Liputan6.com, Jakarta - ‎Proses pembangunan fasilitas pengolahan dan pemurnian mineral (smelter) dan pengembangan tambang bawah tanah PT Freeport Indonesia di Papua berjalan lambat. Hal tersebut disebabkan karena belum adanya kepastian perpanjangan kegiatan operasi pasca habisnya kontrak pada 2021.

Staf Khusus Menteri Energi dan Sumber Daya Mineral (ESDM) Said Didu mengatakan, pembangunan smelter di Papua oleh Freeport belum berjalan karena belum mendapat pendanaan. Lembaga keuangan belum bisa memberikan pinjaman kepada Freeport karena belum adanya kepastian mengenai perpanjangan masa operasi. 

"Siapa yang mendanai? Untuk membangun smelter, Freeport pinjam bank juga, dana dari publik juga," kata Said, di Kantor Kementerian ESDM, Jakarta, Jumat (15/7/2016).

Calon pemberi dana masih ragu untuk memberikan modal kepada Freeport membangun smelter karena ada kekhawatiran masa operasi Freeport tidak diperpanjang pasca habis kontrak. Dengan tidak adanya masa perpanjangan kontrak tersebut bisa membuat smelter tersebut tidak beroperasi karena tidak mendapat bahan baku.‎

"Jadi kalau tidak dapat perpanjangan lalu bahan baku smelter itu dari mana? Saat di studi kelayakan pasti akan ditanya sumber bahan baku. Nah kalau diputus di 2021 maka smelter yang dibangun oleh Freeport itu tidak dapat bahan baku." ungkap Said.
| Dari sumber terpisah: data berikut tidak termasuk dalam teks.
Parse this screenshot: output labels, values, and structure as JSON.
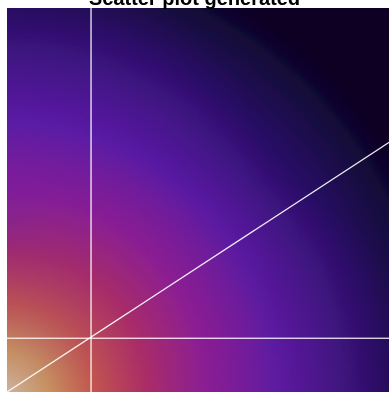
{
  "chart_data": {
    "type": "heatmap",
    "title": "Scatter plot generated",
    "xlabel": "",
    "ylabel": "",
    "colormap": "inferno-like",
    "colors": {
      "low": "#0a0524",
      "mid": "#5a1aa8",
      "high": "#ff7a1a",
      "peak": "#fff2a0",
      "guides": "#ffffff"
    },
    "density_peak": [
      0,
      0
    ],
    "reference_lines": [
      {
        "kind": "vertical",
        "x": 0.22
      },
      {
        "kind": "horizontal",
        "y": 0.14
      },
      {
        "kind": "diagonal",
        "from": [
          0,
          0
        ],
        "to": [
          1,
          0.65
        ]
      }
    ],
    "xlim": [
      0,
      1
    ],
    "ylim": [
      0,
      1
    ],
    "grid": false,
    "legend": "none"
  }
}
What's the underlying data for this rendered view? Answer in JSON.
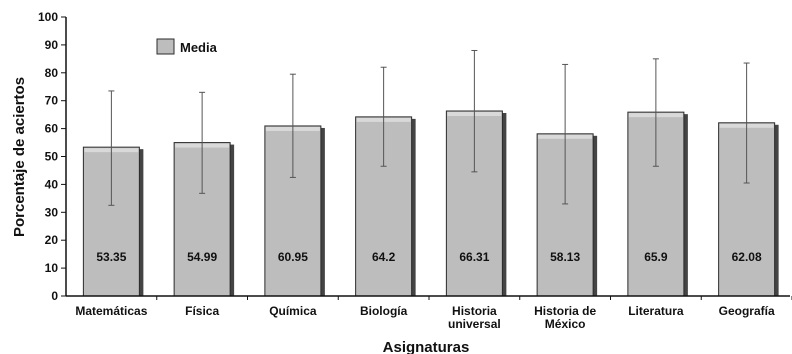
{
  "chart_data": {
    "type": "bar",
    "categories": [
      [
        "Matemáticas"
      ],
      [
        "Física"
      ],
      [
        "Química"
      ],
      [
        "Biología"
      ],
      [
        "Historia",
        "universal"
      ],
      [
        "Historia de",
        "México"
      ],
      [
        "Literatura"
      ],
      [
        "Geografía"
      ]
    ],
    "series": [
      {
        "name": "Media",
        "values": [
          53.35,
          54.99,
          60.95,
          64.2,
          66.31,
          58.13,
          65.9,
          62.08
        ],
        "error_low": [
          32.5,
          36.8,
          42.5,
          46.5,
          44.5,
          33.0,
          46.5,
          40.5
        ],
        "error_high": [
          73.5,
          73.0,
          79.5,
          82.0,
          88.0,
          83.0,
          85.0,
          83.5
        ]
      }
    ],
    "data_labels": [
      "53.35",
      "54.99",
      "60.95",
      "64.2",
      "66.31",
      "58.13",
      "65.9",
      "62.08"
    ],
    "xlabel": "Asignaturas",
    "ylabel": "Porcentaje de aciertos",
    "ylim": [
      0,
      100
    ],
    "yticks": [
      0,
      10,
      20,
      30,
      40,
      50,
      60,
      70,
      80,
      90,
      100
    ],
    "grid": false,
    "legend": "top-left",
    "colors": {
      "bar_fill": "#bdbdbd",
      "bar_highlight": "#d9d9d9",
      "bar_edge": "#2b2b2b",
      "bar_shadow": "#444444",
      "error_bar": "#555555",
      "axis": "#111111"
    }
  }
}
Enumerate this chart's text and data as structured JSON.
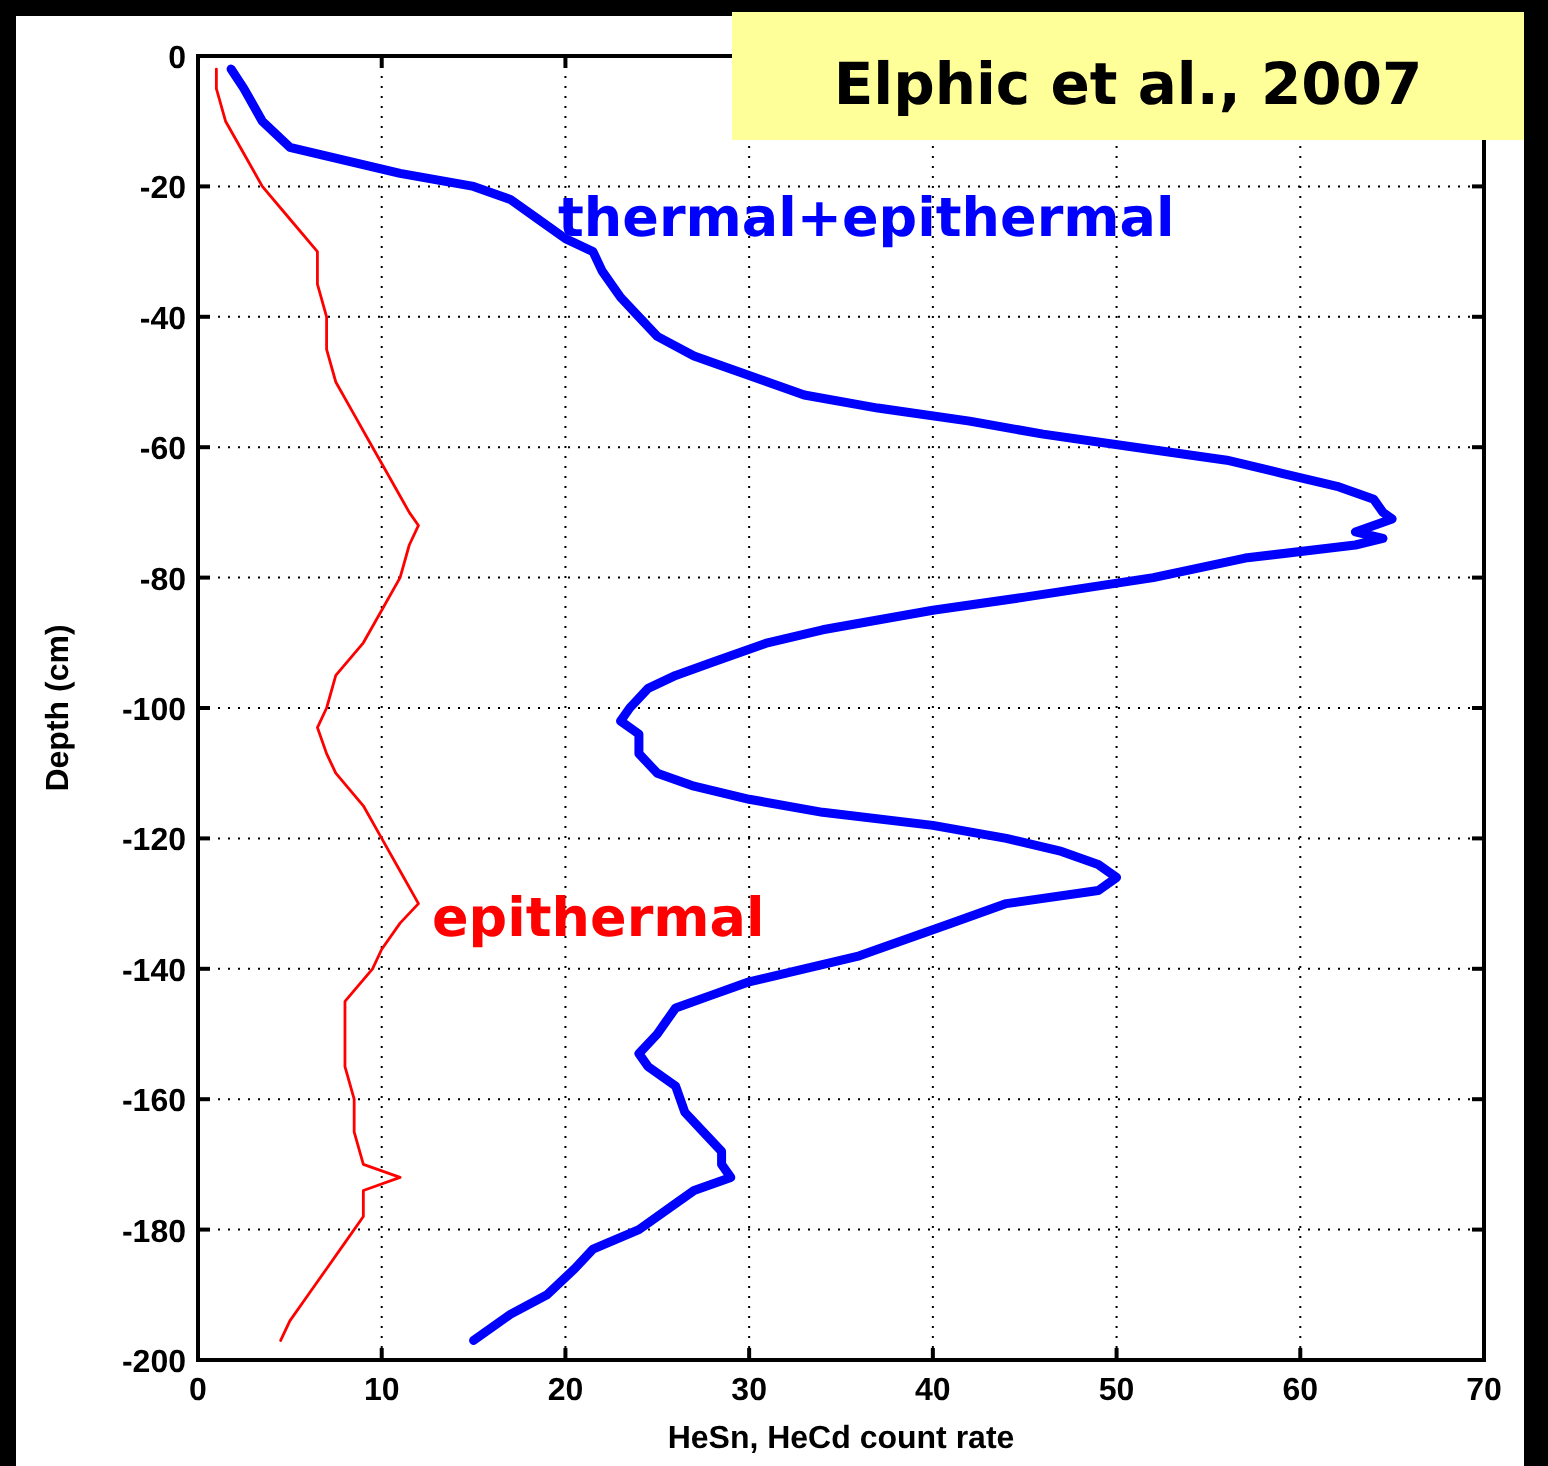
{
  "chart_data": {
    "type": "line",
    "xlabel": "HeSn, HeCd count rate",
    "ylabel": "Depth (cm)",
    "xlim": [
      0,
      70
    ],
    "xticks": [
      0,
      10,
      20,
      30,
      40,
      50,
      60,
      70
    ],
    "ylim": [
      -200,
      0
    ],
    "yticks": [
      -200,
      -180,
      -160,
      -140,
      -120,
      -100,
      -80,
      -60,
      -40,
      -20,
      0
    ],
    "grid": true,
    "annotations": [
      "Elphic et al., 2007"
    ],
    "series": [
      {
        "name": "thermal+epithermal",
        "color": "#0000ff",
        "x": [
          1.8,
          2.5,
          3.5,
          5,
          8,
          11,
          13,
          15,
          17,
          18.5,
          20,
          21.5,
          22,
          23,
          24,
          25,
          27,
          29,
          31,
          33,
          37,
          42,
          46,
          51,
          56,
          59,
          62,
          64,
          64.5,
          65,
          63,
          64.5,
          63,
          57,
          52,
          45,
          40,
          34,
          31,
          28,
          26,
          24.5,
          23.5,
          23,
          24,
          24,
          25,
          27,
          30,
          34,
          40,
          44,
          47,
          49,
          50,
          49,
          44,
          41,
          39,
          36,
          33,
          30,
          28,
          26,
          25.5,
          25,
          24,
          24.5,
          26,
          26.5,
          27.5,
          28.5,
          28.5,
          29,
          27,
          26,
          24,
          21.5,
          20.5,
          19,
          17,
          16,
          15
        ],
        "values": [
          -2,
          -5,
          -10,
          -14,
          -16,
          -18,
          -19,
          -20,
          -22,
          -25,
          -28,
          -30,
          -33,
          -37,
          -40,
          -43,
          -46,
          -48,
          -50,
          -52,
          -54,
          -56,
          -58,
          -60,
          -62,
          -64,
          -66,
          -68,
          -70,
          -71,
          -73,
          -74,
          -75,
          -77,
          -80,
          -83,
          -85,
          -88,
          -90,
          -93,
          -95,
          -97,
          -100,
          -102,
          -104,
          -107,
          -110,
          -112,
          -114,
          -116,
          -118,
          -120,
          -122,
          -124,
          -126,
          -128,
          -130,
          -133,
          -135,
          -138,
          -140,
          -142,
          -144,
          -146,
          -148,
          -150,
          -153,
          -155,
          -158,
          -162,
          -165,
          -168,
          -170,
          -172,
          -174,
          -176,
          -180,
          -183,
          -186,
          -190,
          -193,
          -195,
          -197
        ]
      },
      {
        "name": "epithermal",
        "color": "#ff0000",
        "x": [
          1,
          1,
          1.5,
          2.5,
          3.5,
          5,
          6.5,
          6.5,
          7,
          7,
          7.5,
          8.5,
          9.5,
          10.5,
          11.5,
          12,
          11.5,
          11,
          10,
          9,
          7.5,
          7,
          6.5,
          7,
          7.5,
          9,
          10,
          11,
          12,
          11,
          10,
          9.5,
          8,
          8,
          8,
          8.5,
          8.5,
          9,
          11,
          9,
          9,
          8,
          7,
          6,
          5,
          4.5
        ],
        "values": [
          -2,
          -5,
          -10,
          -15,
          -20,
          -25,
          -30,
          -35,
          -40,
          -45,
          -50,
          -55,
          -60,
          -65,
          -70,
          -72,
          -75,
          -80,
          -85,
          -90,
          -95,
          -100,
          -103,
          -107,
          -110,
          -115,
          -120,
          -125,
          -130,
          -133,
          -137,
          -140,
          -145,
          -150,
          -155,
          -160,
          -165,
          -170,
          -172,
          -174,
          -178,
          -182,
          -186,
          -190,
          -194,
          -197
        ]
      }
    ]
  }
}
Selain pembangunan smelter‎, pengembangan tambang bawah tanah di Papua juga akan mengalami keterlambatan. Pasalnya, Freeport menunggu kepastian masa operasi diperpanjang. "Underground juga pasti tertunda. sekarang mulai ditahan kan tidak ada pembiayaan, kepastiannya berlarut-larut," tutup Said.

Sebelumnya, Indonesia Resources Studies (IRESS) menyarankan Pemerintah agar tidak memperpanjang kegiatan operasi PT Freeport Indonesia, pasca habis kontrak pada 2021.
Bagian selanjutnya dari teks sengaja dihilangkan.